On the Declaration of Commitment on HIV/AIDS and the Political Declaration on HIV/AIDS
UN Headquarters , New York, 16 June 2009
On behalf of the General Assembly, I thank the Secretary-General for his report on progress made and challenges remaining in our global response to AIDS. We are encouraged by the good news. Financial resources for HIV increased in 2008, and we continue to make progress in bringing HIV treatments to people who only recently lacked access. More pregnant women living with HIV use services to prevent HIV transmission to their babies. More children than ever are receiving treatment.
Still, we are reminded that in 2006 the General Assembly pledged to achieve universal access to comprehensive HIV prevention, treatment, care and support by 2010.
The deadline that we have set for ourselves is now only 18 months away. Are we on track?
The latest information and analysis tell a story of our shortcomings as a global community. There are 29 million people who need care, support, prevention measures and HIV treatment worldwide that still lack these medications. Roughly two out of three HIV-positive pregnant women do not receive services to prevent mother-to-child transmission. And the pace of the new HIV infections is occurring faster than the rate at which we are expanding treatment access.
Particular aspects of the global AIDS response are cause for special concern.
We think of our afflicted Brothers and Sisters in Africa. That continent alone is home to 22 million people living with HIV. In 2007, three out of four AIDS deaths world-wide occurred in this region.
We have begun to build the systems that are needed to sustain HIV treatment and prevention over the next generation. But I must emphasize that we have only just begun. In the absence of a cure, we must enhance treatment and, the hardest part, the prevention campaigns. Ultimately, however, our task is to promote just and caring societies with policies and programmes that empower the most vulnerable if we are to be effective. The task ahead of us is enormous, but with commitment and determination it is achievable. We know that it is a moral and ethical imperative as well.
Sadly, the history of AIDS illustrates our failure to serve and protect the most vulnerable.
Women now represent 60 percent of all people living with HIV in Africa. Women’s right to own or inherit property is still unrecognized in many parts of the world, condemning many women affected by AIDS to destitution and worse. And many women and girls continue to be subjected to gender-based violence, increasing their risk and vulnerability for HIV. We cannot fail women in our response to AIDS.
We must also do more for our children. An estimated 370,000 children under 15 became infected with HIV in 2007. HIV-infected children are also less likely than HIV-positive adults to receive life-preserving HIV therapies. Approximately 15 million children have lost one or both parents to AIDS, but fewer than one in six households in which these orphans live received any form of assistance in 2007.
Unfortunately, in many countries there are still laws that hinder access to critical life-saving services for the groups most at risk of HIV, such as men who have sex with men, drug users and sex workers. Such laws contribute to the stigma and discrimination that violate the dignity and human rights of those most in need of our understanding and solidarity.
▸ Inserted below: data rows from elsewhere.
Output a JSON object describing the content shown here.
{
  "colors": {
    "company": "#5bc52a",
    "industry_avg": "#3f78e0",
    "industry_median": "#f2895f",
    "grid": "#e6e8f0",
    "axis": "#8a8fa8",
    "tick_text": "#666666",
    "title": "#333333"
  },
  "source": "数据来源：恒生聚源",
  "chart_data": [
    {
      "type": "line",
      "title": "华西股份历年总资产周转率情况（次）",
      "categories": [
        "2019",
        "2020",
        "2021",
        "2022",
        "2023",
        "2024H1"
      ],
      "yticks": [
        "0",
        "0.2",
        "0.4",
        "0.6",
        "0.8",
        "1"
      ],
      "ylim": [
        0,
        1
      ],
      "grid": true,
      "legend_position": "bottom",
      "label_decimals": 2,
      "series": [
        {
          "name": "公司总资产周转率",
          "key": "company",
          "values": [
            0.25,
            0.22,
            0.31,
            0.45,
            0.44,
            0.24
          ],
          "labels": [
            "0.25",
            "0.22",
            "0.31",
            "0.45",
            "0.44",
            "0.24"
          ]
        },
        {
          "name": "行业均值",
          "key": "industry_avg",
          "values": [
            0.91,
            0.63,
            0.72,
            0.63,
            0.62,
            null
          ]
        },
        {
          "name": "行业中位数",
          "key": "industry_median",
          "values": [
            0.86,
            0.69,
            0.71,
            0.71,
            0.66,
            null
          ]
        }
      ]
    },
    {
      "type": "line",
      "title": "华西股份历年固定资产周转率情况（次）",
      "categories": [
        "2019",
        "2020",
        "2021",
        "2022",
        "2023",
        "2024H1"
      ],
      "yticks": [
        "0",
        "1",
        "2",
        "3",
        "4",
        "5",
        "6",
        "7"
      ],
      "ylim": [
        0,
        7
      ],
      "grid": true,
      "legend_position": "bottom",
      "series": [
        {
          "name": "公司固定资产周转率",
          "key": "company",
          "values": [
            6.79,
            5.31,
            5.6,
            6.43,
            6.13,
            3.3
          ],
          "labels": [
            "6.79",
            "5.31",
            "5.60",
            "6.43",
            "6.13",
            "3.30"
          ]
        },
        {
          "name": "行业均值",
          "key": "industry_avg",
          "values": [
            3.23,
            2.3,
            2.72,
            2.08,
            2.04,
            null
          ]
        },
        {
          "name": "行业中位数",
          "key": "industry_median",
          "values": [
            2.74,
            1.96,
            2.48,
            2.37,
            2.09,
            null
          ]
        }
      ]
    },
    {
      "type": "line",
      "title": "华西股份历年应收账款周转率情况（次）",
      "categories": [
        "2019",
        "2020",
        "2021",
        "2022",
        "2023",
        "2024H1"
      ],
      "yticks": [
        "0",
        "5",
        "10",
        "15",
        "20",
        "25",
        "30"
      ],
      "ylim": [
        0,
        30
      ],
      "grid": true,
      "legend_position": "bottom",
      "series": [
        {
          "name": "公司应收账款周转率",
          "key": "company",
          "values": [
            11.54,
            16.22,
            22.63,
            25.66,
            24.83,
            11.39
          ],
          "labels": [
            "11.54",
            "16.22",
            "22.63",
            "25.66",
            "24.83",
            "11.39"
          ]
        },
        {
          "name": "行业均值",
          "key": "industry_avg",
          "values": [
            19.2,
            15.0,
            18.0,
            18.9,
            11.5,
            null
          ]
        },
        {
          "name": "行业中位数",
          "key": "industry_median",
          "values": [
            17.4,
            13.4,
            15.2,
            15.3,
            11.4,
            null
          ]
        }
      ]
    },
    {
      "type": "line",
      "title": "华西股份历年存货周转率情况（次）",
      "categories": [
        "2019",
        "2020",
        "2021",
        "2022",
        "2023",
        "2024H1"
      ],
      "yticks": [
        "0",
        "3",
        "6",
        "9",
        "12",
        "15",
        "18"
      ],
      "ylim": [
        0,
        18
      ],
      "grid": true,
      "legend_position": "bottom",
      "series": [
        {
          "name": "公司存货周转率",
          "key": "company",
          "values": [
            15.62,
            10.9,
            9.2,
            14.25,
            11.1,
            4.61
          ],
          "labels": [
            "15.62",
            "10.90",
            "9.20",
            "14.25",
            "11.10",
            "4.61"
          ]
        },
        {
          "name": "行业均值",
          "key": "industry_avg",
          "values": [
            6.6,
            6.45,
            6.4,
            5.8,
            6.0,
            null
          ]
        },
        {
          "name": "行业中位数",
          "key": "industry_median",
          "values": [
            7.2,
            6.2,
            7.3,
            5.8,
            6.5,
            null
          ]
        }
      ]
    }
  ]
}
The global community’s pledge to move towards universal access by the end of next year is an encouraging expression of global solidarity with the individuals, households and communities that are suffering most from this disease.
The question today is whether we will keep the promises we have made.
People living with HIV/AIDs have been placed at greater risk as a result of the global financial and economic crisis that is crippling economies around the world. As a result of this ongoing crisis, I fear that many governments are resigned to reducing programmes and diminished expectations. Inevitably, people are questioning the feasibility of visionary global aims during a time of economic crisis. The recently declared H1N1 pandemic adds a new level of complexity and further tests our collective will.
But it is precisely when times are difficult that our true values and the sincerity of our commitment are most clearly evident.
Even as we see signs of cutbacks in AIDS funding in many countries, we must remind governments and the international community that the world has the resources to mount the kind of AIDS response to which we have committed. If we allow cuts now, we will face increased costs and great human suffering in the future.
As UNAIDS recently reminded us, the amounts needed to achieve universal access represent a miniscule fraction of the sums that have been spent this year on economic stimulus measures. We continue to tolerate the obscenity of growing arms expenditures, which last year totaled almost one and a half trillion dollars globally, an increase of 45 per cent since 1999. By contrast, for countries to reach the specific AIDS targets they have set, an investment of $25 billion will be required in 2010 which is only $11.3 billion more than we have available today.
As decisions are made in the coming months on budgetary and policy priorities at global and national levels, it is my fervent hope that we keep in mind the enormous human, but also important development dimensions of the AIDS epidemic.
Our investments today to ensure universal access will yield dividends for generations. It will help improve maternal and child health, promote empowerment of women and reduce poverty.
As we move closer towards our 2010 goal for universal access – and as we glimpse the deadline for the Millennium Development Goals only a bit further down the road – let us renew our resolve to put people first in the decisions we make.
The goal of universal access is a goal that can be achieved. For the sake of humanity -- and our humanity -- it is a goal that must be achieved.